Le film se décompose en deux parties. Le début est heureux, Aoyama tombe amoureux d'une fille qui passe un casting, il fait tout pour la rencontrer, ils se voient, s'aiment et se parlent. On pourrait croire que c'est tout beau et tout nouveau, tout va bien, mais de fil en aiguille, on commence à comprendre que la jeune femme n'est pas si douce que cela, que son passé est aussi sombre que sa beauté, et que le film joue avec un onirisme pas très facile à cerner. Le fait que Aoyama écoute les confidences de sa princesse au début du film et qu'à la fin on a la vraie teneur de l'histoire vécue par la jeune fille, fait penser que Aoyama, tellement amoureux n'a pas vraiment véritablement écouté le récit sordide de cette pauvrette, qu'il a inconsciemment fait abstraction de la vérité pour qu'elle reste toujours parfaite à ses yeux.
La mise en scène est étonnamment convaincante et nous prend aux tripes, pour ceux qui aiment que l'action soit de suite mise en place, c'est sûr ce film ne vous plaira pas.

L'ambiance étrange du film et de ces passages sursauts, de ces plans pas correctes vont plaire aux fans du genre (lorsque l'on voit la petite fille écarter les jambes devant un vieux professeur sadique qui rampe vers elle pour la brûler, ou lorsque la jeune fille donne du vomi à son beau-père qu'elle a mutilé, etc...).
Le climat mystérieux qui se crée lorsque la jeune fille apparaît à chaque fois ne laisse rien de bon à présager, elle semble beaucoup trop parfaite.

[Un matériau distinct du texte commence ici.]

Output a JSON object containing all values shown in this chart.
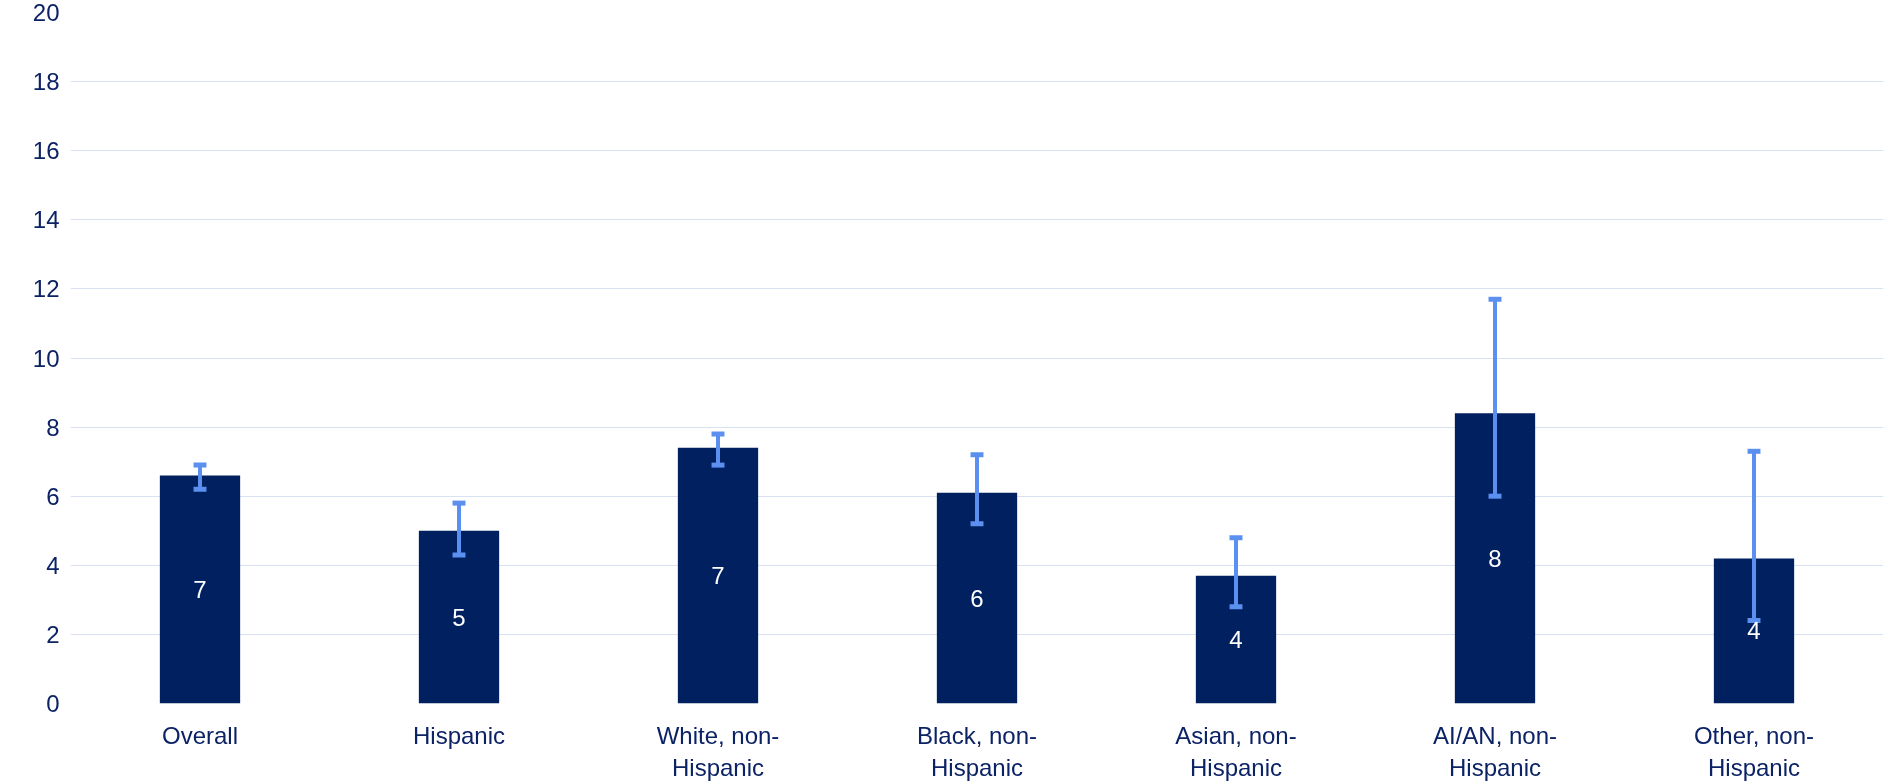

Elle inspire de la crainte chez l'ami d'Aoyama, qui, contrairement à ce dernier, semble ne pas être aveuglé par la beauté de l'étrangère, et comprendre qu'elle est tout sauf parfaite.

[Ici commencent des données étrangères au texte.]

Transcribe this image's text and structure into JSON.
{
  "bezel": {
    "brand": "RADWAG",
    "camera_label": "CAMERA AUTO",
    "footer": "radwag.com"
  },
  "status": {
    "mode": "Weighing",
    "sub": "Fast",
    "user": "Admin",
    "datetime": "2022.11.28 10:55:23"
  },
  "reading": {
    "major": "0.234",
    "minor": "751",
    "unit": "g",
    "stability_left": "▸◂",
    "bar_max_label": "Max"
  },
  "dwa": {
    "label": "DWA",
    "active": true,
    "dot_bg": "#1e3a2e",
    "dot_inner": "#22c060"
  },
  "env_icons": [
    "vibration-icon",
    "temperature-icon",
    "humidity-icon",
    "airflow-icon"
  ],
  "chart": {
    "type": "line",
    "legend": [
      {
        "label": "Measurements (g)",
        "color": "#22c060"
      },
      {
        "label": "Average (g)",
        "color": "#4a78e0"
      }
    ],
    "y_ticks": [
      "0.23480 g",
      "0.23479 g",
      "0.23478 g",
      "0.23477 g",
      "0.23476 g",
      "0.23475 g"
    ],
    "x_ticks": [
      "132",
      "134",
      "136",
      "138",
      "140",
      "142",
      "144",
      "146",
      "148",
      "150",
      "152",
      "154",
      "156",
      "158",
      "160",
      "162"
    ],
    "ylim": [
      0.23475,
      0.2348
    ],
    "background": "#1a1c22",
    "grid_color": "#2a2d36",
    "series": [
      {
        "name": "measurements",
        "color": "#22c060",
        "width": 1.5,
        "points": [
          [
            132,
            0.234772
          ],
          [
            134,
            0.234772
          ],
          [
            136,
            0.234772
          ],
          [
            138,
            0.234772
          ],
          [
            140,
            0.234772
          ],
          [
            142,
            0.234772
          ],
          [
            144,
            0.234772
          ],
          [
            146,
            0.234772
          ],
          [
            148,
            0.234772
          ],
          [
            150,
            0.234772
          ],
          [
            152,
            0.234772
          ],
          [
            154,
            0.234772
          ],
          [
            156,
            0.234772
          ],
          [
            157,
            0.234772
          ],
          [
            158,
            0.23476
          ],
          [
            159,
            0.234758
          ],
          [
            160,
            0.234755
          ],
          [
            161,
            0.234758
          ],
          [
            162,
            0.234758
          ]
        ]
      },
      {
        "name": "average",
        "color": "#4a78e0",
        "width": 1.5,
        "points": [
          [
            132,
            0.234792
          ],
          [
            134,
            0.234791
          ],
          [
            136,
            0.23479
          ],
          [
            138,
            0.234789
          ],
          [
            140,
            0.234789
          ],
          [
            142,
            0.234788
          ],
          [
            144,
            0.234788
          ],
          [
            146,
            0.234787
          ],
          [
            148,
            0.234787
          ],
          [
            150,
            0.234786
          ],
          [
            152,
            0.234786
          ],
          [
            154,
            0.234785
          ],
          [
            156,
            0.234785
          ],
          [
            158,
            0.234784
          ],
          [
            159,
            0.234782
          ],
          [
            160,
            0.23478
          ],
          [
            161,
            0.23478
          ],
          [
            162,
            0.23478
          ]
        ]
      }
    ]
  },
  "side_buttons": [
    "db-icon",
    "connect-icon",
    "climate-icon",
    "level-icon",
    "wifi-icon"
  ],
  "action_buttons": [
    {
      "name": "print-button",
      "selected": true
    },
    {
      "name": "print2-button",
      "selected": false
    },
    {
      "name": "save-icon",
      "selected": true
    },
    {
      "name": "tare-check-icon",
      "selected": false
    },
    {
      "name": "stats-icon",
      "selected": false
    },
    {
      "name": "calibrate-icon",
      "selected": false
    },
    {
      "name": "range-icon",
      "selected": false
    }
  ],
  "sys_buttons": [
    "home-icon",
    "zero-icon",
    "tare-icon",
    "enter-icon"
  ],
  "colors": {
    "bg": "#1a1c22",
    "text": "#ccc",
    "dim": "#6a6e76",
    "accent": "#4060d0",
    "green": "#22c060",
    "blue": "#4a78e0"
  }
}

La cassure se fait après que le nouveau couple parte en week-end et à la suite d'une nuit d'amour adorablement étrange. Après une heure de mise en place, le puzzle d'un coup se forme et on plonge dans une horreur bizarre, où le monstre n'a plus l'apparence d'un rustre, mais d'une belle fille absolument frustrée et traumatisée, qui sème sa colère comme jamais on n'avait vu faire au cinéma. C'est un film d'horreur d'un nouveau genre (pour l'année en tout cas), le chef d'oeuvre de Takeshi Miike, un cinéaste malheureusement inconnu encore du grand public.